[jawsscripts] Re: Recursive Function Calls

  • From: Andrew Hart <ahart@xxxxxxxxxxxxx>
  • To: jawsscripts@xxxxxxxxxxxxx
  • Date: Wed, 27 Nov 2013 20:08:16 -0300

Gavin,

JAWS does not actually support recursive function calls.  when you call
code like your example, the SpeakTest function inside the body of your
function causes JAWS to look in the default scripts for a function
called SpeakTest and it calls that function.  If you put the SpeakTest
function in the default scripts, then it will look for a built-in
function called speakTest an dcall that SpeakTest if it exists.
Otherwise, it doe snothing.

However, to answer your question about recursive functions, in other
languages (not JAWS script), the code example you provided would execute
for ever.  If you also pass parameters to it, it would eventually cause
the pprocess running it to run out of memory, since each function call
pushes the parameters onto the stack so the recursively called function
can retrieve them.

To prevent this from happening, recursive functions need to include
termination conditions that guarantee the code will stop running at some
point.

Hth,
Andrew.

On 27/11/2013 7:24 PM, Gavin Grundlingh wrote:
> Hi all,
> 
> How exactly do recursive function calls work?

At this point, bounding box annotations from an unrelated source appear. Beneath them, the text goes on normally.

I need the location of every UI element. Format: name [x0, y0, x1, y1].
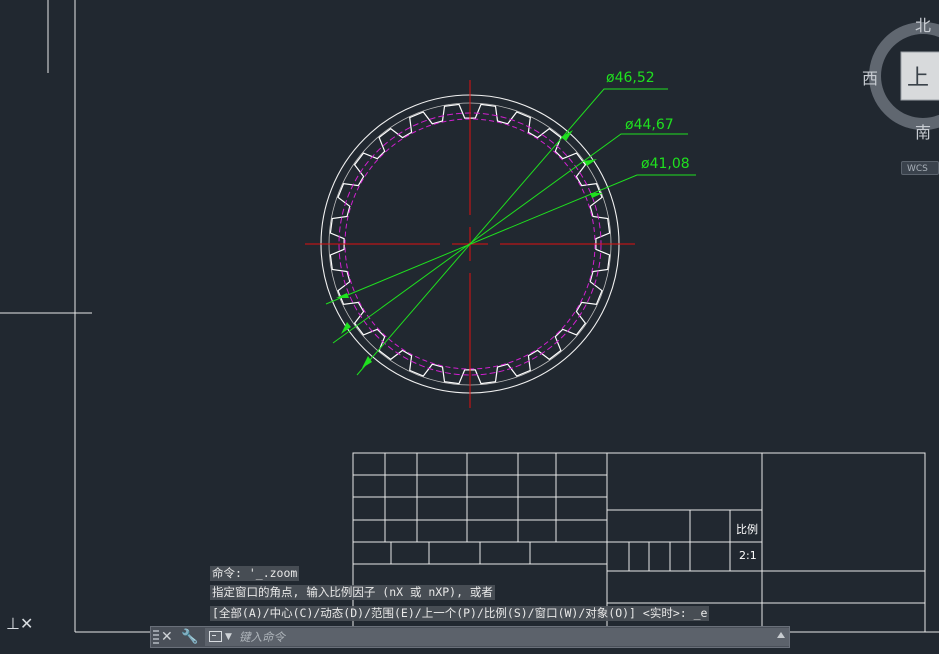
command-input[interactable]	[239, 628, 759, 646]
viewcube[interactable]: 上 北 南 西	[862, 16, 939, 142]
command-history-line-2: 指定窗口的角点, 输入比例因子 (nX 或 nXP), 或者	[210, 585, 495, 600]
dimension-label-3[interactable]: ø41,08	[641, 156, 690, 172]
scale-value: 2:1	[739, 549, 757, 562]
command-prompt-icon[interactable]	[209, 631, 222, 642]
drawing-canvas[interactable]: ø46,52 ø44,67 ø41,08 比例 2:1 上 北 南 西	[0, 0, 939, 654]
wrench-icon[interactable]: 🔧	[181, 628, 198, 646]
wcs-menu-button[interactable]: WCS	[901, 161, 939, 175]
viewcube-top-face[interactable]: 上	[907, 66, 929, 91]
command-line-bar: ✕ 🔧 ▼	[150, 626, 790, 648]
dimension-label-1[interactable]: ø46,52	[606, 70, 655, 86]
history-up-arrow-icon[interactable]	[777, 632, 785, 638]
scale-label: 比例	[736, 522, 758, 536]
command-input-wrap: ▼	[205, 628, 789, 646]
command-history-line-1: 命令: '_.zoom	[210, 566, 300, 581]
close-icon[interactable]: ✕	[161, 628, 173, 646]
command-history-line-3: [全部(A)/中心(C)/动态(D)/范围(E)/上一个(P)/比例(S)/窗口…	[210, 606, 710, 621]
drag-handle[interactable]	[153, 630, 159, 645]
compass-north[interactable]: 北	[915, 16, 931, 35]
compass-west[interactable]: 西	[862, 69, 878, 88]
chevron-down-icon[interactable]: ▼	[225, 628, 232, 646]
compass-south[interactable]: 南	[915, 123, 931, 142]
dimension-label-2[interactable]: ø44,67	[625, 117, 674, 133]
ucs-icon: ⊥✕	[6, 614, 34, 633]
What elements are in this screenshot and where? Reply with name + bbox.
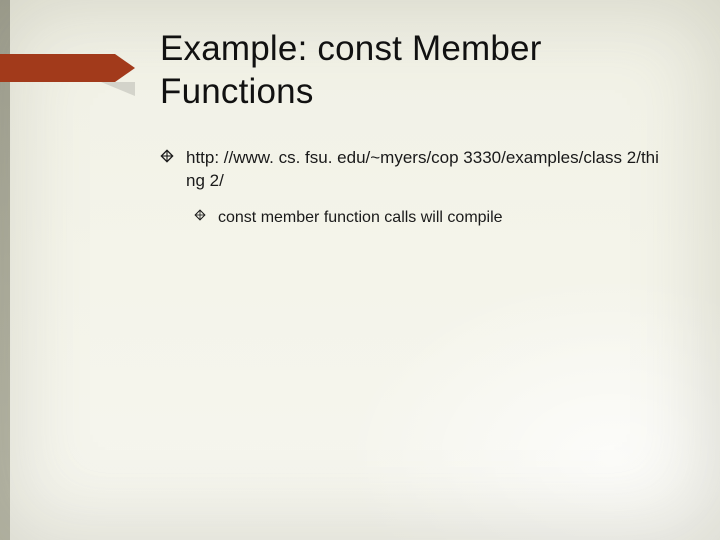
slide-content: Example: const Member Functions http: //… (0, 0, 720, 540)
list-item: const member function calls will compile (218, 207, 660, 229)
list-item: http: //www. cs. fsu. edu/~myers/cop 333… (186, 147, 660, 228)
list-item-text: const member function calls will compile (218, 209, 503, 226)
diamond-open-icon (194, 209, 206, 221)
sub-list: const member function calls will compile (186, 207, 660, 229)
slide-body-list: http: //www. cs. fsu. edu/~myers/cop 333… (160, 147, 660, 228)
slide-title: Example: const Member Functions (160, 28, 660, 113)
diamond-open-icon (160, 149, 174, 163)
list-item-text: http: //www. cs. fsu. edu/~myers/cop 333… (186, 148, 659, 190)
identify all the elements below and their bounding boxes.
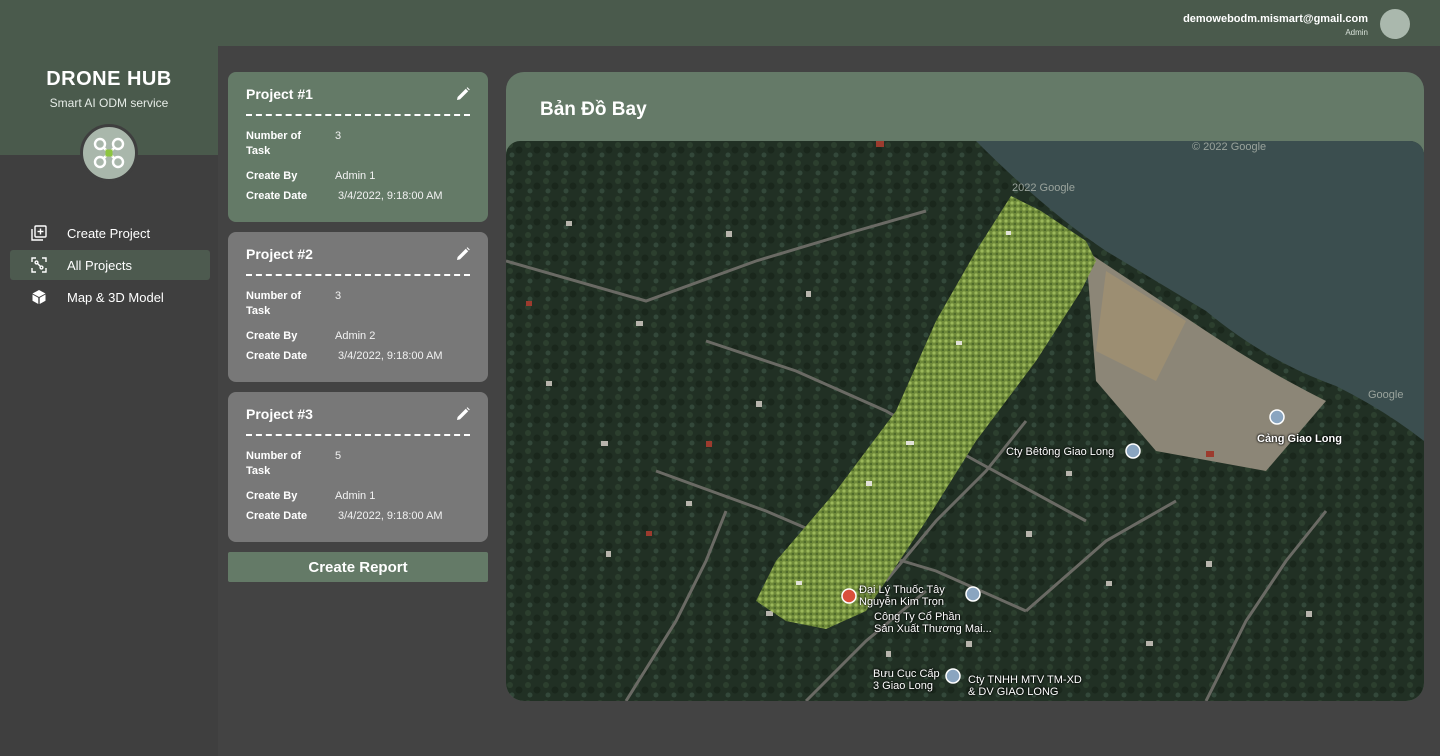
map-copyright: 2022 Google: [1012, 182, 1075, 194]
create-date-value: 3/4/2022, 9:18:00 AM: [338, 510, 443, 522]
sidebar-item-label: Map & 3D Model: [67, 289, 164, 305]
sidebar-item-create-project[interactable]: Create Project: [10, 218, 210, 248]
tasks-value: 5: [335, 450, 342, 462]
drone-logo-icon: [80, 124, 138, 182]
create-report-button[interactable]: Create Report: [228, 552, 488, 582]
map-title: Bản Đồ Bay: [540, 99, 647, 120]
brand-subtitle: Smart AI ODM service: [49, 96, 169, 110]
map-watermark: Google: [1368, 389, 1404, 401]
created-by-label: Create By: [246, 490, 298, 502]
add-box-icon: [30, 224, 48, 242]
tasks-label: Number of Task: [246, 290, 301, 317]
cube-icon: [30, 288, 48, 306]
project-title: Project #3: [246, 406, 313, 422]
avatar[interactable]: [1380, 9, 1410, 39]
project-title: Project #2: [246, 246, 313, 262]
top-bar: demowebodm.mismart@gmail.com Admin: [0, 0, 1440, 46]
edit-icon[interactable]: [456, 247, 470, 261]
map-label-tnhh[interactable]: Cty TNHH MTV TM-XD & DV GIAO LONG: [968, 674, 1082, 698]
brand-title: DRONE HUB: [46, 68, 172, 90]
tasks-value: 3: [335, 290, 342, 302]
map-label-post-office[interactable]: Bưu Cục Cấp 3 Giao Long: [873, 668, 940, 692]
tasks-value: 3: [335, 130, 342, 142]
project-frame-icon: [30, 256, 48, 274]
project-card[interactable]: Project #1 Number of Task 3 Create By Adm…: [228, 72, 488, 222]
sidebar: DRONE HUB Smart AI ODM service Create Pr…: [0, 46, 218, 756]
tasks-label: Number of Task: [246, 450, 301, 477]
create-date-value: 3/4/2022, 9:18:00 AM: [338, 190, 443, 202]
project-card[interactable]: Project #2 Number of Task 3 Create By Adm…: [228, 232, 488, 382]
edit-icon[interactable]: [456, 407, 470, 421]
map-label-pharmacy[interactable]: Đại Lý Thuốc Tây Nguyễn Kim Trọn: [859, 584, 945, 608]
created-by-label: Create By: [246, 170, 298, 182]
tasks-label: Number of Task: [246, 130, 301, 157]
user-email: demowebodm.mismart@gmail.com: [1183, 13, 1368, 25]
map-label-betong[interactable]: Cty Bêtông Giao Long: [1006, 446, 1114, 458]
sidebar-nav: Create Project All Projects Map & 3D Mod…: [10, 218, 210, 314]
sidebar-item-all-projects[interactable]: All Projects: [10, 250, 210, 280]
create-date-label: Create Date: [246, 350, 308, 362]
sidebar-item-label: All Projects: [67, 257, 133, 273]
map-panel: Bản Đồ Bay Cảng Giao Long Cty Bêtông Gia…: [506, 72, 1424, 701]
created-by-value: Admin 1: [335, 170, 376, 182]
created-by-value: Admin 1: [335, 490, 376, 502]
card-divider: [246, 434, 470, 436]
project-card[interactable]: Project #3 Number of Task 5 Create By Adm…: [228, 392, 488, 542]
created-by-label: Create By: [246, 330, 298, 342]
satellite-map[interactable]: Cảng Giao Long Cty Bêtông Giao Long Đại …: [506, 141, 1424, 701]
create-date-value: 3/4/2022, 9:18:00 AM: [338, 350, 443, 362]
map-label-port[interactable]: Cảng Giao Long: [1257, 433, 1342, 445]
create-date-label: Create Date: [246, 510, 308, 522]
card-divider: [246, 114, 470, 116]
sidebar-item-label: Create Project: [67, 225, 151, 241]
sidebar-item-map-3d-model[interactable]: Map & 3D Model: [10, 282, 210, 312]
map-label-company[interactable]: Công Ty Cổ Phần Sản Xuất Thương Mại...: [874, 611, 992, 635]
card-divider: [246, 274, 470, 276]
project-title: Project #1: [246, 86, 313, 102]
create-date-label: Create Date: [246, 190, 308, 202]
edit-icon[interactable]: [456, 87, 470, 101]
created-by-value: Admin 2: [335, 330, 376, 342]
user-role: Admin: [1345, 28, 1368, 37]
map-copyright: © 2022 Google: [1192, 141, 1267, 153]
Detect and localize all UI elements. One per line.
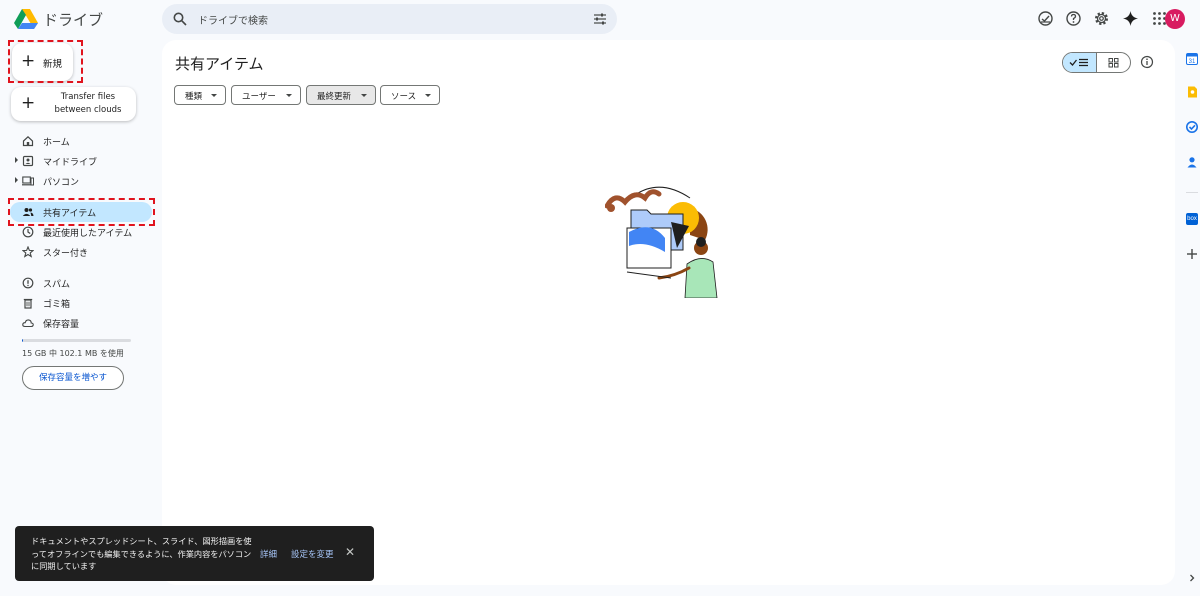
filter-label: 最終更新 bbox=[317, 92, 352, 102]
check-list-icon bbox=[1069, 58, 1088, 67]
search-input[interactable]: ドライブで検索 bbox=[198, 12, 268, 27]
my-drive-icon bbox=[22, 155, 34, 167]
sidebar-item-spam[interactable]: スパム bbox=[10, 273, 152, 293]
app-title[interactable]: ドライブ bbox=[43, 9, 103, 30]
keep-icon[interactable] bbox=[1186, 86, 1198, 98]
close-icon[interactable]: ✕ bbox=[345, 545, 355, 559]
filter-label: ユーザー bbox=[242, 92, 276, 102]
storage-usage-fill bbox=[22, 339, 24, 342]
dropdown-arrow-icon bbox=[286, 94, 292, 97]
filter-source[interactable]: ソース bbox=[380, 85, 440, 105]
filter-modified[interactable]: 最終更新 bbox=[306, 85, 376, 105]
plus-icon: + bbox=[21, 93, 36, 113]
main-content: 共有アイテム 種類 ユーザー 最終更新 ソース bbox=[162, 40, 1175, 585]
star-icon bbox=[22, 246, 34, 258]
sidebar-item-label: ゴミ箱 bbox=[43, 300, 71, 310]
filter-type[interactable]: 種類 bbox=[174, 85, 226, 105]
sidebar-item-storage[interactable]: 保存容量 bbox=[10, 313, 152, 333]
dropdown-arrow-icon bbox=[361, 94, 367, 97]
google-drive-logo[interactable] bbox=[14, 8, 38, 30]
dropdown-arrow-icon bbox=[211, 94, 217, 97]
expand-arrow-icon[interactable] bbox=[15, 157, 18, 163]
box-icon[interactable]: box bbox=[1186, 213, 1198, 225]
sidebar-item-label: ホーム bbox=[43, 138, 70, 148]
filter-label: ソース bbox=[391, 92, 417, 102]
expand-arrow-icon[interactable] bbox=[15, 177, 18, 183]
dropdown-arrow-icon bbox=[425, 94, 431, 97]
view-toggle[interactable] bbox=[1062, 52, 1131, 73]
transfer-files-button[interactable]: + Transfer files between clouds bbox=[11, 87, 136, 121]
toast-settings-link[interactable]: 設定を変更 bbox=[291, 548, 334, 560]
home-icon bbox=[22, 135, 34, 147]
sidebar-item-label: マイドライブ bbox=[43, 158, 98, 168]
offline-status-icon[interactable] bbox=[1037, 10, 1054, 27]
grid-view-button[interactable] bbox=[1097, 53, 1130, 72]
sidebar-item-label: 最近使用したアイテム bbox=[43, 229, 133, 239]
sidebar-item-label: 保存容量 bbox=[43, 320, 80, 330]
sidebar-item-starred[interactable]: スター付き bbox=[10, 242, 152, 262]
list-view-button[interactable] bbox=[1063, 53, 1097, 72]
filter-label: 種類 bbox=[185, 92, 203, 102]
grid-icon bbox=[1108, 58, 1119, 68]
sidebar-item-home[interactable]: ホーム bbox=[10, 131, 152, 151]
tasks-icon[interactable] bbox=[1186, 121, 1198, 133]
tune-icon[interactable] bbox=[593, 12, 607, 26]
sidebar-item-label: スパム bbox=[43, 280, 71, 290]
gemini-icon[interactable] bbox=[1122, 10, 1139, 27]
cloud-icon bbox=[22, 319, 34, 328]
sidebar-item-label: スター付き bbox=[43, 249, 89, 259]
storage-usage-bar bbox=[22, 339, 131, 342]
filter-people[interactable]: ユーザー bbox=[231, 85, 301, 105]
settings-icon[interactable] bbox=[1093, 10, 1110, 27]
sidebar-item-recent[interactable]: 最近使用したアイテム bbox=[10, 222, 152, 242]
info-icon[interactable] bbox=[1140, 55, 1154, 69]
toast-details-link[interactable]: 詳細 bbox=[260, 548, 277, 560]
avatar[interactable]: W bbox=[1165, 9, 1185, 29]
computer-icon bbox=[22, 176, 34, 186]
spam-icon bbox=[22, 277, 34, 289]
sync-notification-toast: ドキュメントやスプレッドシート、スライド、図形描画を使ってオフラインでも編集でき… bbox=[15, 526, 374, 581]
rail-divider bbox=[1186, 192, 1198, 193]
sidebar-item-label: パソコン bbox=[43, 178, 80, 188]
search-bar[interactable]: ドライブで検索 bbox=[162, 4, 617, 34]
top-bar: ドライブ ドライブで検索 W bbox=[0, 0, 1200, 38]
highlight-box-new bbox=[8, 40, 83, 83]
page-title: 共有アイテム bbox=[175, 55, 264, 73]
sidebar-item-my-drive[interactable]: マイドライブ bbox=[10, 151, 152, 171]
sidebar-item-computers[interactable]: パソコン bbox=[10, 171, 152, 191]
sidebar-item-trash[interactable]: ゴミ箱 bbox=[10, 293, 152, 313]
svg-text:31: 31 bbox=[1189, 59, 1196, 65]
expand-icon[interactable] bbox=[1186, 572, 1198, 584]
toast-message: ドキュメントやスプレッドシート、スライド、図形描画を使ってオフラインでも編集でき… bbox=[31, 536, 252, 571]
get-more-storage-button[interactable]: 保存容量を増やす bbox=[22, 366, 124, 390]
storage-usage-text: 15 GB 中 102.1 MB を使用 bbox=[22, 349, 124, 358]
add-icon[interactable] bbox=[1186, 248, 1198, 260]
help-icon[interactable] bbox=[1065, 10, 1082, 27]
transfer-files-label: Transfer files between clouds bbox=[54, 92, 122, 115]
empty-state-illustration bbox=[605, 186, 718, 298]
contacts-icon[interactable] bbox=[1186, 156, 1198, 168]
calendar-icon[interactable]: 31 bbox=[1186, 53, 1198, 65]
trash-icon bbox=[23, 298, 33, 309]
search-icon[interactable] bbox=[173, 12, 187, 26]
recent-icon bbox=[22, 226, 34, 238]
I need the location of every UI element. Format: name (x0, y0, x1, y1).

From what I've read, a 
> recursive function is a function that calls itself. What I don't understand, 
> though, is how a function can call itself without going into an infinite 
> loop. Consider the following example:
> 
> Void Function SpeakTest ()
> SayString ("test")
> SpeakTest ()
> EndFunction
> 
> now when calling SpeakTest, the string "test" is not infinitely spoken. Has 
> anyone used this kind of function in a script before?